How Many People Stay in the Same Position?

There are 100 seats on a plane. If each of the 100 passengers randomly take a seat, how many people will have his/her own seat on average?

There is a classic way to solve this problem, which is to decompose a (complicated) random variable into a sum of simple random variables. This is an important trick. See this post for the use of this trick to calculate the covariance of observastions in two categories in a multinomial distribution.

Let’s generalize this problem to assume that there are $n$ seats and $n$ passengers. Let $Y_i=I(\text{passenger } i \text{ takes its seat})$ , $1\le i \le n$ , where $I$ is an indicator function. $Y_i$ ’s are exchangeable, which means that for a fixed $k$ ( $1\le k\le n$ ), any subset of $\\{Y_i: 1\le i \le n\\}$ with $k$ elements has the same distribution. Specially, it’s easy to see that

Y_i\overset{iid}{\sim}\text{Bernoulli}(\frac{1}{n}),

(1)

Y_iY_j\overset{iid}{\sim}Bernoulli(\frac{1}{n(n-1)}), i\ne j.

(2)

So we have

EY_i=\frac{1}{n},

(3)

EY_iY_j=\frac{1}{n(n-1)}, i\ne j,

(4)

Var(Y_i)=\frac{n-1}{n^2},

(5)

Cov(Y_1,Y_2)=EY_1Y_2-EY_1EY_2=\frac{1}{n^2(n-1)}.

(6)

Let $X_n\equiv\sum_{i=1}^nY_i$ , which is the number of passengers taking their own seats. From above results we know that

E(X_n)=E\left( \sum_{i=1}^nY_i\right)=\sum_{i=1}^n E Y_i=n E Y_1=n\frac{1}{n}=1,

(7)

\begin{align} Var\left( X_n\right) &= Var\left( \sum_{i=1}^nY_i\right) =\sum_{i=1}^n Var(Y_i)+\sum_{i\ne j}Cov(Y_i,Y_j) \nonumber \newline &= nVar(Y_1)+n(n-1)Cov(Y_1,Y_2) \nonumber \newline &= n\frac{n-1}{n^2}+n(n-1)\frac{1}{n^2(n-1)}=1. \nonumber \end{align}

Surprisingly, both the mean and the variance of $X_n$ is 1, which suggests that we can predict $X_n$ , i.e. the number of integers that have the same position as their original position very well.

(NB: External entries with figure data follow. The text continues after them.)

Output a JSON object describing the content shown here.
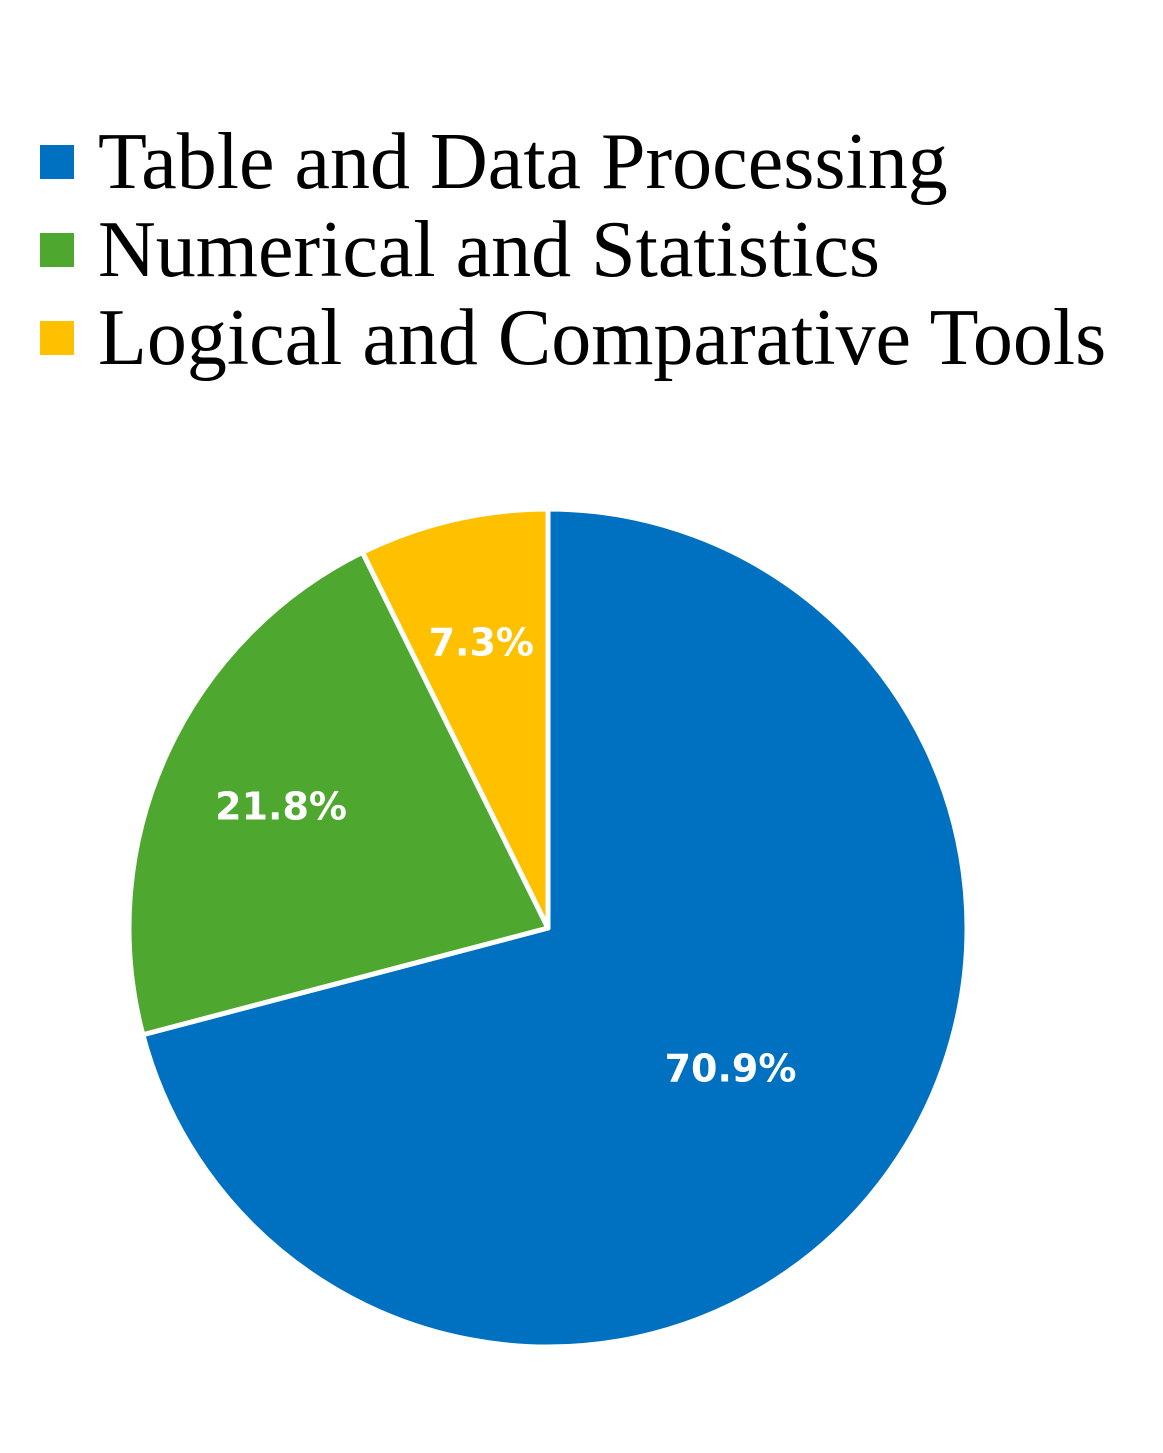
{
  "chart_data": {
    "type": "pie",
    "categories": [
      "Table and Data Processing",
      "Numerical and Statistics",
      "Logical and Comparative Tools"
    ],
    "values": [
      70.9,
      21.8,
      7.3
    ],
    "data_labels": [
      "70.9%",
      "21.8%",
      "7.3%"
    ],
    "colors": [
      "#0070C0",
      "#4EA72E",
      "#FFC000"
    ],
    "start": "12 o'clock",
    "direction": "clockwise",
    "legend_position": "top"
  }
}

The above solution is elegant. However, I’d like to try to solve this problem using my preferred universal procedure. Let $Y_i$ and $X_i$ , $1\le i \le n$ , be as defined above. Conditioning $X_n$ on $Y_1$ gives us a recursive/differtial equation. If $Y_1=1$ (with probability $\frac{1}{n}$ ), i.e., the first passenger sits on its seat, then $X_n = 1 + X_{n-1}$ ; It’s a little tricky when $Y_1=0$ (with probability $1-\frac{1}{n}$ ), i.e., the first passenger sits on other people’s seat. Assume the first passenger takes $k^{th}$ ( $2\le k\le n$ ) passenger’s seat. If we pretend that seat 1 is the $k^{th}$ passenger’s seat, then we have $X_n = X_{n-1}$ . However, seat 1 is not $k^{th}$ passenger’s seat, and we cannot count it into $X_{n-1}$ . Let $E_k\equiv I(\text{passenger } k \text{ sits on seat 1})$ . We only miss count $X_{n-1}$ by extra 1 when $E_k=1$ , so when $Y_1=0$ we have $ $X_n = X_{n-1} - E_k.$ $It's easy to see that$ E_k\sim\text{Bernoulli}(\frac{1}{n-1})$. So using the conditional expectation formula, we have

\begin{align} EX_n &= E(E(X_n|Y_1))\nonumber\newline &= E\left(\frac{1}{n}(1 + X_{n-1}) + (1-\frac{1}{n}) (X_{n-1} - E_k)\right)\nonumber\newline &=EX_{n-1}, \end{align}

(8)

where $EX_1=1$ . This is the simplest recursive/differential equation. Anyone can immediately see that $EX_n=1, \forall n\ge1$ is the solution to this recursive/differential equation.